Bleep Drum User Guide & Hacking Info

Bleep Drum main page

Guide for Bleep Drum code v003 (also applies to Dam Drum 2.0).


The output is mono but comes out as phased stereo when a stereo plug is in.
The tip of the jack is the signal and the signal is ground. The sleeve is unconnected.
This mean’s that when headphones are plugged in it sounds huge but when a mono plug is in it is just mono.
When connecting it to other gear always use a mono 1/8″ cable on the Bleep Drum end.

The left knob controls the pitch of the red pad, the snare.
Right knob controls the blue, tom pad.

Play – Stop and start playback of selected sequence. Light will blink white on the beat.
Record – Start and stop additive recording. Any pad played will be added to the sequence.
Light blinks red.
Tap – Tap tempo
Shift + pad = Change to that color sequence. Light will change to that color.
Shift + tap + right knob = Change tempo with knob.
Shift + Play = Reverses samples
Play + Record = Erase current sequence.

Blue and yellow sequences start with kick on the 1 and 3.


Hold shift while turning on the device. The light will turn green. Hitting shift again will turn it pink and blinky
Green – Pots control the pitch just like normal
Pink – Pots control noise.
All other controls are the same.

MIDI Implementation

Trigger Note – Pitch CC – Pad
C4 – 70 – red tick
D4 – 71 – blue tom
E4 – 72 – clap green
F4 – 73 – yellow kick

(Some DAWs, like FL Studio, seem to be transposing the output up or down and octave. If your device isn’t responding to these keys, try C5, D3, etc.)

G4 – toggle play

A4 – Reverse toggle
Bb4 – Noise toggle
In noise the four ccs change different variables.

C5 – Select blue sequence
D5 – Select yellow sequence
E5 – Select red sequence
F5 – Select green sequence

G3 – MIDI step (This is used to advance the sequence one 32 note. While midi clock is not supported, this can be used to sync with the rate of another device)

MIDI channel select:
with the device off, hold one of the pads down to select a midi channel.
If no pads are held down during power on the Bleep Drum will receive on all MIDI channels.
Red = 1
Blue = 2
Green = 3
Yellow = 4

Importing samples

The Bleep Drum has about 24 kilobytes of space for samples in the program memory. That’s just over a second at 22k samples/sec.
That might not sounds like much but it’s enough for the four pads on the Bleep Drum.

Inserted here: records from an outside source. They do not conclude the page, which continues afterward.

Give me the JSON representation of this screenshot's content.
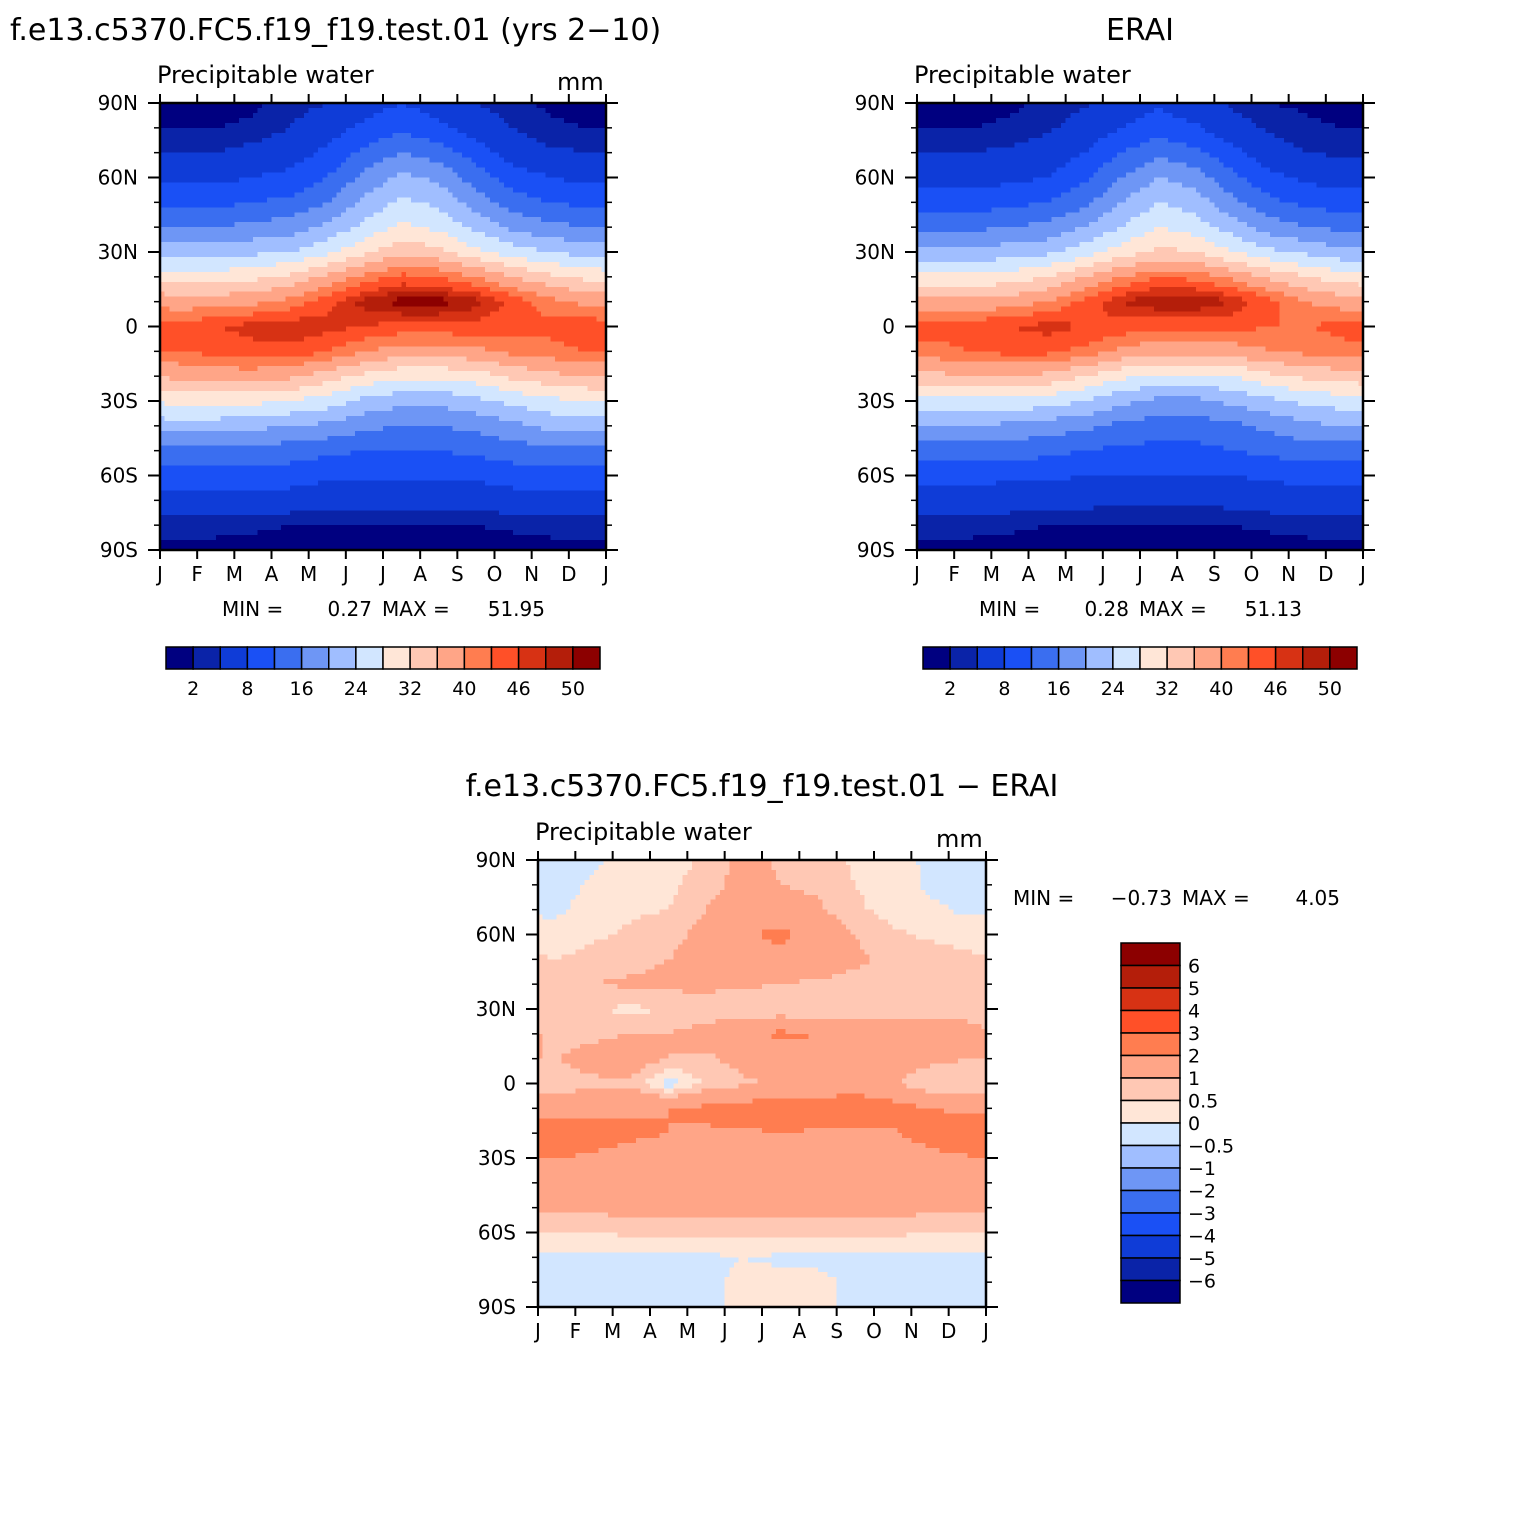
{
  "chart_data": [
    {
      "type": "heatmap",
      "title": "f.e13.c5370.FC5.f19_f19.test.01 (yrs 2−10)",
      "subtitle": "Precipitable water",
      "units": "mm",
      "x_ticks": [
        "J",
        "F",
        "M",
        "A",
        "M",
        "J",
        "J",
        "A",
        "S",
        "O",
        "N",
        "D",
        "J"
      ],
      "y_ticks": [
        "90N",
        "60N",
        "30N",
        "0",
        "30S",
        "60S",
        "90S"
      ],
      "y_values": [
        90,
        60,
        30,
        0,
        -30,
        -60,
        -90
      ],
      "stats": {
        "min_label": "MIN =",
        "min": "0.27",
        "max_label": "MAX =",
        "max": "51.95"
      },
      "months": [
        "Jan",
        "Feb",
        "Mar",
        "Apr",
        "May",
        "Jun",
        "Jul",
        "Aug",
        "Sep",
        "Oct",
        "Nov",
        "Dec"
      ],
      "latitudes": [
        90,
        80,
        70,
        60,
        50,
        40,
        30,
        20,
        10,
        0,
        -10,
        -20,
        -30,
        -40,
        -50,
        -60,
        -70,
        -80,
        -90
      ],
      "values": [
        [
          1,
          1,
          1.5,
          3,
          4,
          6,
          8,
          6,
          4,
          2.5,
          1.5,
          1
        ],
        [
          2,
          2,
          2.5,
          4,
          6,
          9,
          11,
          9,
          6,
          4,
          2.5,
          2
        ],
        [
          4,
          4,
          5,
          6,
          9,
          13,
          16,
          14,
          10,
          6,
          4.5,
          4
        ],
        [
          7,
          7,
          8,
          9,
          12,
          17,
          21,
          19,
          14,
          10,
          8,
          7
        ],
        [
          11,
          11,
          12,
          13,
          16,
          21,
          25,
          23,
          18,
          14,
          12,
          11
        ],
        [
          16,
          16,
          17,
          18,
          21,
          25,
          29,
          27,
          23,
          19,
          17,
          16
        ],
        [
          22,
          22,
          23,
          24,
          27,
          31,
          35,
          33,
          29,
          26,
          24,
          22
        ],
        [
          30,
          30,
          31,
          33,
          37,
          41,
          44,
          43,
          40,
          36,
          33,
          31
        ],
        [
          38,
          38,
          39,
          41,
          45,
          49,
          51,
          51,
          49,
          45,
          41,
          39
        ],
        [
          44,
          46,
          47,
          48,
          47,
          46,
          45,
          45,
          45,
          44,
          44,
          45
        ],
        [
          43,
          44,
          45,
          45,
          43,
          40,
          38,
          38,
          39,
          41,
          42,
          43
        ],
        [
          37,
          38,
          38,
          37,
          34,
          31,
          29,
          29,
          30,
          33,
          35,
          36
        ],
        [
          29,
          29,
          29,
          28,
          26,
          23,
          21,
          21,
          23,
          25,
          27,
          28
        ],
        [
          22,
          22,
          21,
          20,
          19,
          17,
          16,
          16,
          17,
          19,
          21,
          22
        ],
        [
          15,
          15,
          15,
          14,
          13,
          12,
          12,
          12,
          13,
          14,
          15,
          15
        ],
        [
          10,
          10,
          10,
          10,
          9,
          9,
          9,
          9,
          9,
          10,
          10,
          10
        ],
        [
          6,
          6,
          6,
          6,
          5,
          5,
          5,
          5,
          5,
          6,
          6,
          6
        ],
        [
          3,
          3,
          2.5,
          2,
          2,
          1.8,
          1.8,
          1.8,
          2,
          2.5,
          3,
          3
        ],
        [
          1,
          1,
          1,
          0.8,
          0.6,
          0.5,
          0.5,
          0.5,
          0.6,
          0.8,
          1,
          1
        ]
      ],
      "colorbar_labels": [
        "2",
        "8",
        "16",
        "24",
        "32",
        "40",
        "46",
        "50"
      ],
      "levels": [
        2,
        4,
        8,
        12,
        16,
        20,
        24,
        28,
        32,
        36,
        40,
        43,
        46,
        48,
        50
      ],
      "colors": [
        "#000080",
        "#0A23A8",
        "#0F3CD7",
        "#1A50F5",
        "#3A6EF0",
        "#6E96F5",
        "#A0BEFF",
        "#D2E6FF",
        "#FFE6D7",
        "#FFC8B4",
        "#FFA587",
        "#FF7D50",
        "#FF5028",
        "#D73214",
        "#B41E0A",
        "#8C0000"
      ]
    },
    {
      "type": "heatmap",
      "title": "ERAI",
      "subtitle": "Precipitable water",
      "units": "",
      "x_ticks": [
        "J",
        "F",
        "M",
        "A",
        "M",
        "J",
        "J",
        "A",
        "S",
        "O",
        "N",
        "D",
        "J"
      ],
      "y_ticks": [
        "90N",
        "60N",
        "30N",
        "0",
        "30S",
        "60S",
        "90S"
      ],
      "y_values": [
        90,
        60,
        30,
        0,
        -30,
        -60,
        -90
      ],
      "stats": {
        "min_label": "MIN =",
        "min": "0.28",
        "max_label": "MAX =",
        "max": "51.13"
      },
      "months": [
        "Jan",
        "Feb",
        "Mar",
        "Apr",
        "May",
        "Jun",
        "Jul",
        "Aug",
        "Sep",
        "Oct",
        "Nov",
        "Dec"
      ],
      "latitudes": [
        90,
        80,
        70,
        60,
        50,
        40,
        30,
        20,
        10,
        0,
        -10,
        -20,
        -30,
        -40,
        -50,
        -60,
        -70,
        -80,
        -90
      ],
      "values": [
        [
          1,
          1,
          1.5,
          2.5,
          3.5,
          5.5,
          7.5,
          5.5,
          3.5,
          2,
          1.5,
          1
        ],
        [
          2,
          2,
          2.5,
          3.5,
          5.5,
          8,
          10,
          8.5,
          5.5,
          3.5,
          2.5,
          2
        ],
        [
          4,
          4,
          4.5,
          5.5,
          8,
          12,
          15,
          13,
          9,
          5.5,
          4,
          3.5
        ],
        [
          6,
          6,
          7,
          8,
          11,
          16,
          20,
          18,
          13,
          9,
          7,
          6
        ],
        [
          10,
          10,
          11,
          12,
          15,
          20,
          24,
          22,
          17,
          13,
          11,
          10
        ],
        [
          15,
          15,
          16,
          17,
          20,
          24,
          28,
          26,
          22,
          18,
          16,
          15
        ],
        [
          21,
          21,
          22,
          23,
          26,
          30,
          33,
          32,
          28,
          25,
          23,
          21
        ],
        [
          29,
          29,
          30,
          32,
          36,
          40,
          43,
          42,
          39,
          35,
          32,
          30
        ],
        [
          37,
          37,
          38,
          40,
          44,
          48,
          50,
          50,
          48,
          44,
          40,
          38
        ],
        [
          44,
          45,
          46,
          47,
          46,
          45,
          44,
          44,
          44,
          43,
          43,
          44
        ],
        [
          42,
          43,
          44,
          44,
          42,
          39,
          37,
          37,
          38,
          40,
          41,
          42
        ],
        [
          35,
          36,
          36,
          35,
          32,
          29,
          27,
          27,
          28,
          31,
          33,
          34
        ],
        [
          27,
          27,
          27,
          26,
          24,
          21,
          19,
          19,
          21,
          23,
          25,
          26
        ],
        [
          20,
          20,
          19,
          18,
          17,
          15,
          14,
          14,
          15,
          17,
          19,
          20
        ],
        [
          14,
          14,
          14,
          13,
          12,
          11,
          11,
          11,
          12,
          13,
          14,
          14
        ],
        [
          9,
          9,
          9,
          9,
          8,
          8,
          8,
          8,
          8,
          9,
          9,
          9
        ],
        [
          6,
          6,
          5.5,
          5.5,
          5,
          4.5,
          4.5,
          4.5,
          5,
          5.5,
          6,
          6
        ],
        [
          3,
          3,
          2.5,
          2,
          2,
          1.8,
          1.8,
          1.8,
          2,
          2.5,
          3,
          3
        ],
        [
          1,
          1,
          1,
          0.8,
          0.6,
          0.5,
          0.5,
          0.5,
          0.6,
          0.8,
          1,
          1
        ]
      ],
      "colorbar_labels": [
        "2",
        "8",
        "16",
        "24",
        "32",
        "40",
        "46",
        "50"
      ],
      "levels": [
        2,
        4,
        8,
        12,
        16,
        20,
        24,
        28,
        32,
        36,
        40,
        43,
        46,
        48,
        50
      ],
      "colors": [
        "#000080",
        "#0A23A8",
        "#0F3CD7",
        "#1A50F5",
        "#3A6EF0",
        "#6E96F5",
        "#A0BEFF",
        "#D2E6FF",
        "#FFE6D7",
        "#FFC8B4",
        "#FFA587",
        "#FF7D50",
        "#FF5028",
        "#D73214",
        "#B41E0A",
        "#8C0000"
      ]
    },
    {
      "type": "heatmap",
      "title": "f.e13.c5370.FC5.f19_f19.test.01 − ERAI",
      "subtitle": "Precipitable water",
      "units": "mm",
      "x_ticks": [
        "J",
        "F",
        "M",
        "A",
        "M",
        "J",
        "J",
        "A",
        "S",
        "O",
        "N",
        "D",
        "J"
      ],
      "y_ticks": [
        "90N",
        "60N",
        "30N",
        "0",
        "30S",
        "60S",
        "90S"
      ],
      "y_values": [
        90,
        60,
        30,
        0,
        -30,
        -60,
        -90
      ],
      "stats": {
        "min_label": "MIN =",
        "min": "−0.73",
        "max_label": "MAX =",
        "max": "4.05"
      },
      "months": [
        "Jan",
        "Feb",
        "Mar",
        "Apr",
        "May",
        "Jun",
        "Jul",
        "Aug",
        "Sep",
        "Oct",
        "Nov",
        "Dec"
      ],
      "latitudes": [
        90,
        80,
        70,
        60,
        50,
        40,
        30,
        20,
        10,
        0,
        -10,
        -20,
        -30,
        -40,
        -50,
        -60,
        -70,
        -80,
        -90
      ],
      "values": [
        [
          -0.2,
          -0.1,
          0.2,
          0.3,
          0.6,
          1.2,
          0.9,
          0.8,
          0.4,
          0.2,
          -0.1,
          -0.2
        ],
        [
          -0.2,
          0.1,
          0.3,
          0.4,
          0.7,
          1.3,
          1.0,
          0.9,
          0.5,
          0.3,
          -0.1,
          -0.1
        ],
        [
          -0.1,
          0.2,
          0.4,
          0.5,
          1.0,
          1.5,
          1.2,
          1.1,
          0.6,
          0.3,
          0.1,
          -0.1
        ],
        [
          0.2,
          0.4,
          0.6,
          0.8,
          1.2,
          1.8,
          2.3,
          1.5,
          1.0,
          0.6,
          0.4,
          0.3
        ],
        [
          0.5,
          0.7,
          0.8,
          1.0,
          1.3,
          1.5,
          1.6,
          1.4,
          1.1,
          0.9,
          0.8,
          0.6
        ],
        [
          0.8,
          1.0,
          1.1,
          1.2,
          1.2,
          1.1,
          1.0,
          0.9,
          0.8,
          0.8,
          0.8,
          0.9
        ],
        [
          0.6,
          0.5,
          0.4,
          0.5,
          0.6,
          0.6,
          0.5,
          0.5,
          0.6,
          0.7,
          0.8,
          0.7
        ],
        [
          0.8,
          0.9,
          1.0,
          1.0,
          1.3,
          1.7,
          2.2,
          2.0,
          1.8,
          1.6,
          1.4,
          1.3
        ],
        [
          1.0,
          1.2,
          1.4,
          1.0,
          0.9,
          1.2,
          1.5,
          1.6,
          2.0,
          1.5,
          1.2,
          1.0
        ],
        [
          0.8,
          0.9,
          0.9,
          -0.3,
          0.6,
          0.9,
          1.1,
          1.3,
          1.5,
          1.1,
          0.5,
          0.6
        ],
        [
          1.3,
          1.4,
          1.8,
          2.0,
          2.2,
          2.4,
          2.6,
          2.5,
          2.7,
          2.4,
          2.0,
          1.8
        ],
        [
          3.1,
          2.6,
          2.2,
          2.0,
          1.9,
          1.9,
          2.0,
          1.9,
          1.8,
          1.9,
          2.4,
          3.0
        ],
        [
          2.0,
          1.8,
          1.6,
          1.5,
          1.5,
          1.5,
          1.6,
          1.5,
          1.5,
          1.6,
          1.7,
          1.9
        ],
        [
          1.6,
          1.5,
          1.5,
          1.4,
          1.4,
          1.5,
          1.5,
          1.5,
          1.4,
          1.5,
          1.5,
          1.5
        ],
        [
          1.2,
          1.2,
          1.2,
          1.2,
          1.2,
          1.2,
          1.3,
          1.2,
          1.2,
          1.2,
          1.2,
          1.2
        ],
        [
          0.5,
          0.5,
          0.6,
          0.6,
          0.6,
          0.6,
          0.7,
          0.6,
          0.6,
          0.6,
          0.5,
          0.5
        ],
        [
          -0.1,
          -0.1,
          -0.1,
          -0.1,
          -0.1,
          0.0,
          -0.1,
          -0.1,
          -0.1,
          -0.1,
          -0.1,
          -0.1
        ],
        [
          -0.1,
          -0.1,
          -0.1,
          -0.1,
          -0.1,
          0.1,
          0.2,
          0.1,
          -0.1,
          -0.1,
          -0.1,
          -0.1
        ],
        [
          -0.1,
          -0.1,
          -0.1,
          -0.1,
          -0.1,
          0.1,
          0.1,
          0.1,
          -0.1,
          -0.1,
          -0.1,
          -0.1
        ]
      ],
      "colorbar_labels": [
        "6",
        "5",
        "4",
        "3",
        "2",
        "1",
        "0.5",
        "0",
        "−0.5",
        "−1",
        "−2",
        "−3",
        "−4",
        "−5",
        "−6"
      ],
      "levels": [
        -6,
        -5,
        -4,
        -3,
        -2,
        -1,
        -0.5,
        0,
        0.5,
        1,
        2,
        3,
        4,
        5,
        6
      ],
      "colors": [
        "#000080",
        "#0A23A8",
        "#0F3CD7",
        "#1A50F5",
        "#3A6EF0",
        "#6E96F5",
        "#A0BEFF",
        "#D2E6FF",
        "#FFE6D7",
        "#FFC8B4",
        "#FFA587",
        "#FF7D50",
        "#FF5028",
        "#D73214",
        "#B41E0A",
        "#8C0000"
      ]
    }
  ]
}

Here’s a guide for adding your own samples:


At the beginning of the bleep drum code there are four tables that hold the samples, “kick”, “tick”, “snare”, and “bass”.

Here’s kick.

PROGMEM prog_char kick_table[] =
127,127,128,(…..ssssssamplessss…..) 128,128,128,128
int kick_length=5744;

You’ll be wanting to replace the bytes in the table with your sample.

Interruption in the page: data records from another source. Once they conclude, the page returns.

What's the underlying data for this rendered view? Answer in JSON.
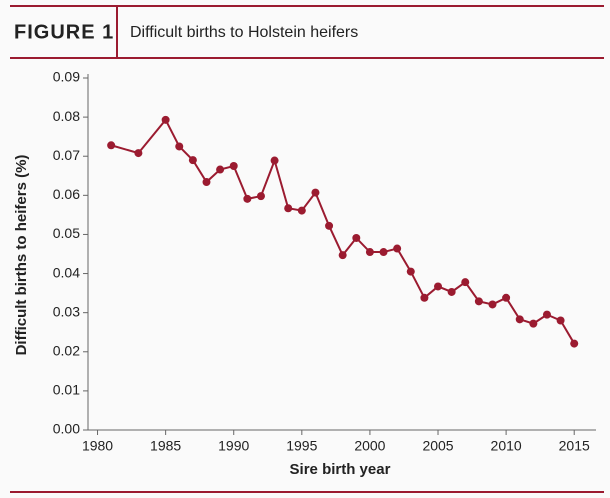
{
  "chart_data": {
    "type": "line",
    "figure_label": "FIGURE 1",
    "title": "Difficult births to Holstein heifers",
    "x_label": "Sire birth year",
    "y_label": "Difficult births to heifers (%)",
    "x": [
      1981,
      1983,
      1985,
      1986,
      1987,
      1988,
      1989,
      1990,
      1991,
      1992,
      1993,
      1994,
      1995,
      1996,
      1997,
      1998,
      1999,
      2000,
      2001,
      2002,
      2003,
      2004,
      2005,
      2006,
      2007,
      2008,
      2009,
      2010,
      2011,
      2012,
      2013,
      2014,
      2015
    ],
    "series": [
      {
        "color": "#9b1b30",
        "values": [
          0.0728,
          0.0708,
          0.0793,
          0.0725,
          0.069,
          0.0634,
          0.0666,
          0.0675,
          0.0591,
          0.0598,
          0.0689,
          0.0567,
          0.0561,
          0.0607,
          0.0522,
          0.0447,
          0.0491,
          0.0455,
          0.0455,
          0.0464,
          0.0405,
          0.0338,
          0.0367,
          0.0353,
          0.0378,
          0.0329,
          0.0321,
          0.0338,
          0.0283,
          0.0272,
          0.0295,
          0.028,
          0.0221
        ]
      }
    ],
    "xlim": [
      1979.3,
      2016.6
    ],
    "xticks": [
      1980,
      1985,
      1990,
      1995,
      2000,
      2005,
      2010,
      2015
    ],
    "ylim": [
      0,
      0.09
    ],
    "yticks": [
      {
        "value": 0,
        "label": "0.00"
      },
      0.01,
      0.02,
      0.03,
      0.04,
      0.05,
      0.06,
      0.07,
      0.08,
      0.09
    ]
  }
}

Audacity is a great program to do the wav manipulation in.
Get your mono sample cropped as small as you can, making sure to start at zero and having a very quick fade out at the end to reduce pops.
Reduce the sample rate to 22kHz and the bit depth to 8. Try playing with the dither options to see what sounds best.

Once it’s ready go to Analyze > Sample data export


Now you need to turn that unformatted pile of numbers into something useful.
Open the text file in a spreadsheet program with tab as the separator.
Use this file as an example on how to turn the floats into bytes.
Make a note of how many bytes there are.


Now you’ll need to make that last column look like this:


You can do this by saving it as a separate .csv or copying it into a text editor and replacing “/n” with “,”.


Now you can copy those commas separated bytes into the tables and change the length value.
If the sketch won’t compile you’re probably over the program space. Try removing strings of small numbers (0,3,0,2,0,1,0,1,0,1,1,0,1,0) from the end of your samples if you need to shave off a few bytes. You might also want to start by removing some or all of the default samples so you have the whole second to work with.
You could also change the sample rate by adjusting “OCR2A” in “DDS”.


Here is a guide to getting your own samples into the Bleep Drum.

The pads on the left side are for future expandability and hacking. Note That in the new MIDI version does not have the tempo trigger input.

To reprogram the device, use a Arduino Duemilanove or UNO with the chip removed. Connect thr RX, TX, reset and ground pins between the Bleep Drum and Arduino board. Now you can upload directly to the device from the Arduino IDE.


1 – Ground
2 – Tempo output (high pulse every 1/8th)
3 – +5V
4 – Tempo input (low pulse advances 1/8th. Not available on MIDI version)
5 – Trigger yellow
6 – Trigger blue
7 – Trigger red
8 – Trigger green
9 – TX
10 – RX
11 – +9V (Straight from battery)
12 – Reset

When a low pulse is sent to one of the trigger color buttons, that pad is activated.